The Comeback That Wasn’t
After a decade in opposition and two stints in jail on corruption charges she dismissed as “politically scripted,” Khaleda roared back in 2001 with a two-thirds majority. This time she projected a softer image, promising to turn Dhaka into a “city of gardens.” Instead, her second term was scarred by nationwide strikes, the 2004 grenade attack on an Awami League rally that killed 24, and a creeping energy crisis that left rural Bangladesh in the dark for up to ten hours a day. In 2006, she resigned amid mass protests and a military-backed caretaker government that would later jail her on charges of embezzling €250,000 intended for an orphanage trust.
Final Years
Barred from contesting the 2018 polls while her party boycotted, Khaleda watched from a hospital bed as Sheikh Hasina won a third straight term. A rare public appearance in 2022—frail, in a wheelchair—sparked speculation of a comeback, but recurring heart and kidney complications intervened. She spent her last months at a plush Dhaka cantonment residence, allowed out on humanitarian grounds, reading thrillers in English and dictating occasional letters to loyalists. On October 28, 2024, she was rushed to Evercare Hospital with breathing difficulties and died at 2:15 a.m., aged 80.
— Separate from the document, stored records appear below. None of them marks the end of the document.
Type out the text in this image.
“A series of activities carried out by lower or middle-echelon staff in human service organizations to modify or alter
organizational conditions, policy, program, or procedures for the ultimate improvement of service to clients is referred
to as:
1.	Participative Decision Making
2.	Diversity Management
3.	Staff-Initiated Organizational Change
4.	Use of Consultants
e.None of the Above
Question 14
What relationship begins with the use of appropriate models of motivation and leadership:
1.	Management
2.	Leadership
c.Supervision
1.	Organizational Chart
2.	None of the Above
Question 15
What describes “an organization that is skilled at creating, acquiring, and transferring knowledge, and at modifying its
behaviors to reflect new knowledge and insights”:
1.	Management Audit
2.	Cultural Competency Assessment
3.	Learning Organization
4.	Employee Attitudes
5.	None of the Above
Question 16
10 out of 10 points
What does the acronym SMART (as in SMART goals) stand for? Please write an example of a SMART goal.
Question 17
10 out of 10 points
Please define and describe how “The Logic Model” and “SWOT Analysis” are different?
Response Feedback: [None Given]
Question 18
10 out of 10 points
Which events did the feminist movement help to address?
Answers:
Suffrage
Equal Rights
Legacy in a Divided Republic
Her death leaves the BNP at a crossroads: without its towering matriarch or a clear successor, the party faces an existential crisis ahead of national elections due by January 2026. Supporters hail her as the “mother of parliamentary democracy,” while detractors blame her for institutionalizing zero-sum politics. Yet even rivals concede she shattered a glass ceiling in a conservative Muslim society, proving that a widow in a sari could command armies of men.
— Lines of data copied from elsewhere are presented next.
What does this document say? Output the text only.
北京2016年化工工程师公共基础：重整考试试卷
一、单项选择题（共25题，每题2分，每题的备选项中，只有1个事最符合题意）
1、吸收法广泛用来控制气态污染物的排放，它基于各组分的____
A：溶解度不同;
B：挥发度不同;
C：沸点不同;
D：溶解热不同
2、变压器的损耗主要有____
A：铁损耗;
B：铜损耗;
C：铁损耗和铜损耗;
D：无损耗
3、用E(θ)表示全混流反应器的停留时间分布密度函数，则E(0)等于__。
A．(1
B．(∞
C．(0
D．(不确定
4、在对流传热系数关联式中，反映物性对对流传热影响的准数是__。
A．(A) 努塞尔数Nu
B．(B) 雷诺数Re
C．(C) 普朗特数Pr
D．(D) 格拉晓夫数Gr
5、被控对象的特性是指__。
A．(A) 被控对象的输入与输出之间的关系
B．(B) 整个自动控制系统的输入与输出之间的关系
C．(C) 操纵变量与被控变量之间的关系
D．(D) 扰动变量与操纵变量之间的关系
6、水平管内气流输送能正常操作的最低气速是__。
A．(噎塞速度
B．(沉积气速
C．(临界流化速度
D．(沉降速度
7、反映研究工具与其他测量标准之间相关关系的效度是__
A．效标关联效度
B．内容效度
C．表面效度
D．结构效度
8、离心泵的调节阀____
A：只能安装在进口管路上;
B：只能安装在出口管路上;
“She was our Iron Lady, but her armor was always the cotton sari of a Bengali homemaker,” says BNP acting chairman Tarique Rahman, her elder son, voice cracking over the phone from London.
As Dhaka’s streets filled with mourners chanting “Khaleda Zia Amar Rai” (“Khaleda Zia, our leader forever”), the government declared a state funeral and three days of national mourning. Her body, draped in the red-and-green flag, will lie in state at the parliament complex before burial beside her husband at the Chandrima Udyan monument—closing the circle that began on a tarmac 43 years ago.